There's an original 7-page story in every issue, and collectible trading cards too. Sure, the stories are terrible, the art is ghastly, and the price is far, far too high. But there's glossy paper, trading cards, and an original Spider-Man comic strip series that 99% of the U.S. collectors will never own!

Story 'Streets of Dread'

After a couple of decent guest writer stories for the past two weeks, regular "Heroes & Villains" scripter Glenn Dakin is back. I am not filled with optimism, despite this week's cover promising "Vampire Action!" with "Vermin vs. Morbius!"

But can our splash page really be true... has Peter Parker become a vampire as Flash Thompson really exclaims? That pasty face, those jagged teeth... could be any teenage World of Warcraft player. But no, it's just Peter Parker, and he didn't get the message that Flash's party isn't a costume bash after all. In fact the whole thing seems to have been Flash's little joke to embarrass Peter by persuading him to turn up to a party with white makeup and vampire teeth.

That's a pretty cruddy thing to do, which makes it surprising that Mary-Jane decides to laugh at Peter's misfortune instead of supporting him. Then again, character consistency isn't really a strong point for this magazine.

Peter leaves the party early and heads out on patrol as Spider-Man, where he encounters a homeless man who claims that his friend was carried away by an army of rats.

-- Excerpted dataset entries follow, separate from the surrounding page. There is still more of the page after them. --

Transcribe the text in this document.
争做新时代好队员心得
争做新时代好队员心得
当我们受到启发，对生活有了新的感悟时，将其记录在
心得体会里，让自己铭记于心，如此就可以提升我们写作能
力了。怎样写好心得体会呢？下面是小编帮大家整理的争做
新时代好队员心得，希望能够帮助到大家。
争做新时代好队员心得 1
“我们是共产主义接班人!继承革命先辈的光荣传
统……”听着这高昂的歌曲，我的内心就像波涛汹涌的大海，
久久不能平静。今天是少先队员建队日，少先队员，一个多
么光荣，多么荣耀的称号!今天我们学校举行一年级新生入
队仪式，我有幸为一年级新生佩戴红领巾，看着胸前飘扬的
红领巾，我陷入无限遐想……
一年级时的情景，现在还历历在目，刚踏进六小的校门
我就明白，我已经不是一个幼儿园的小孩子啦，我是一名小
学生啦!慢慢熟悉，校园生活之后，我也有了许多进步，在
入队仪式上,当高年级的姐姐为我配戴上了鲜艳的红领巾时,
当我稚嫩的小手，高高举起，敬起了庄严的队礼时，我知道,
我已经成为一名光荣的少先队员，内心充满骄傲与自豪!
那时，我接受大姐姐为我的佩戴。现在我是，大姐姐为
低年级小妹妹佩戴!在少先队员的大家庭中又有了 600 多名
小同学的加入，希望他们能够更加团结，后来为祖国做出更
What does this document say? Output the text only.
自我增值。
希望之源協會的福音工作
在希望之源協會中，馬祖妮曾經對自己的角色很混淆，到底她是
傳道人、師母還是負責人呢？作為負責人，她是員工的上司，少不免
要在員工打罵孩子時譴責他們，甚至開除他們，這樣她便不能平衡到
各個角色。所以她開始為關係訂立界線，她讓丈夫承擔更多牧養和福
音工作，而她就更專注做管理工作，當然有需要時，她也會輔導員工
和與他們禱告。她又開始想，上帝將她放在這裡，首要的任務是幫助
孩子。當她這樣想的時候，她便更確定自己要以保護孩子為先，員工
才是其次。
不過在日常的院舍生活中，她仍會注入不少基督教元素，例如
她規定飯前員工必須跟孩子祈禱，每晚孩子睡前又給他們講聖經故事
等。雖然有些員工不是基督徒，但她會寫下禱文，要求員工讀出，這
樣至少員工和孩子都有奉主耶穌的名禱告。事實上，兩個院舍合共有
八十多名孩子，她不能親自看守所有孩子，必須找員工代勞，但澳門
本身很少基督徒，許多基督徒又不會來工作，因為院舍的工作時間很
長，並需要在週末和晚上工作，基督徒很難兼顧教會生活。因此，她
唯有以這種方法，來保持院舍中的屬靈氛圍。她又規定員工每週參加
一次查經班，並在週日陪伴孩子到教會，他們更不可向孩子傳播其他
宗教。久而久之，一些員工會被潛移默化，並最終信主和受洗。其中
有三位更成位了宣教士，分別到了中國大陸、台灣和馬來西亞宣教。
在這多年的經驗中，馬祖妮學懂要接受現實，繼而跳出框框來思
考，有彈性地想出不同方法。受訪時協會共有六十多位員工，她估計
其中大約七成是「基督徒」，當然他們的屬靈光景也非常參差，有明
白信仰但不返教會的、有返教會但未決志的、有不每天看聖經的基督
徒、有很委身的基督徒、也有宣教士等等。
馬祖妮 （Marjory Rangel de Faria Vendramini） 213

Spidey doesn't manage to find the guy, but the next day Peter Parker learns that Flash Thompson also disappeared that night after the party, along with a cop. There seems to be one cop assigned to finding the victims, and he tells Spidey that "The disappearances all seem to happen near the city dump - when it's shut for the night!"

Let's just summarize. Three missing victims including a policeman. A solid lead on the location, and yet there's just one cop assigned to investigate.

Well, Spider-Man leaves the cop alone and then sneaks into the city dump building where he finds... the cop he was just talking to! Yeah, somehow in the time it took Spidey to get into the facility, a bunch of rats managed to overpower the second cop and drag him inside, where somebody roped him up and strung him upside down.

Stringing food upside down in a larder? That's what spiders do, right? So the criminal responsible must be... hmm... Vermin and Morbius. A rat guy and a vampire. Naturally they would string people upside down. Spider-Man webs up Vermin. Then Morbius appears and gratuitously explains the whole plot. It goes like this:

Morbius has grown wings and become more like a vampire bat (a waste of space since that's kind of irrelevant to the rest of the matter). He came to New York seeking sustenance and found Vermin. Morbius wants to eat Vermin, but wasn't strong enough to kill him, so he tricked Vermin into being his friend and persuaded Vermin to bring him humans as food (which he did). But he didn't want the human food, he really just wanted the disappearances to attract Spider-Man so that Spider-Man could battle Vermin and defeat him (which he has just done).

With this elaborate ruse completed to perfection, Morbius now flies down and grab the webbed-up Vermin in order to eat him. But wait! Vermin isn't powerless, he was just pretending to be trapped in order to defeat Spider-Man. So now Vermin knows that his "friend" Morbius just wanted to eat him. The two wrestle in mid-air and then accidentally fall into the waste incinerator.

Flash cheers the death of the two villains, but Spider-Man points out that gloating over the dead isn't particularly nice.

General Comments

Is there supposed to be a moral here? Perhaps... "Real friends don't eat each other?"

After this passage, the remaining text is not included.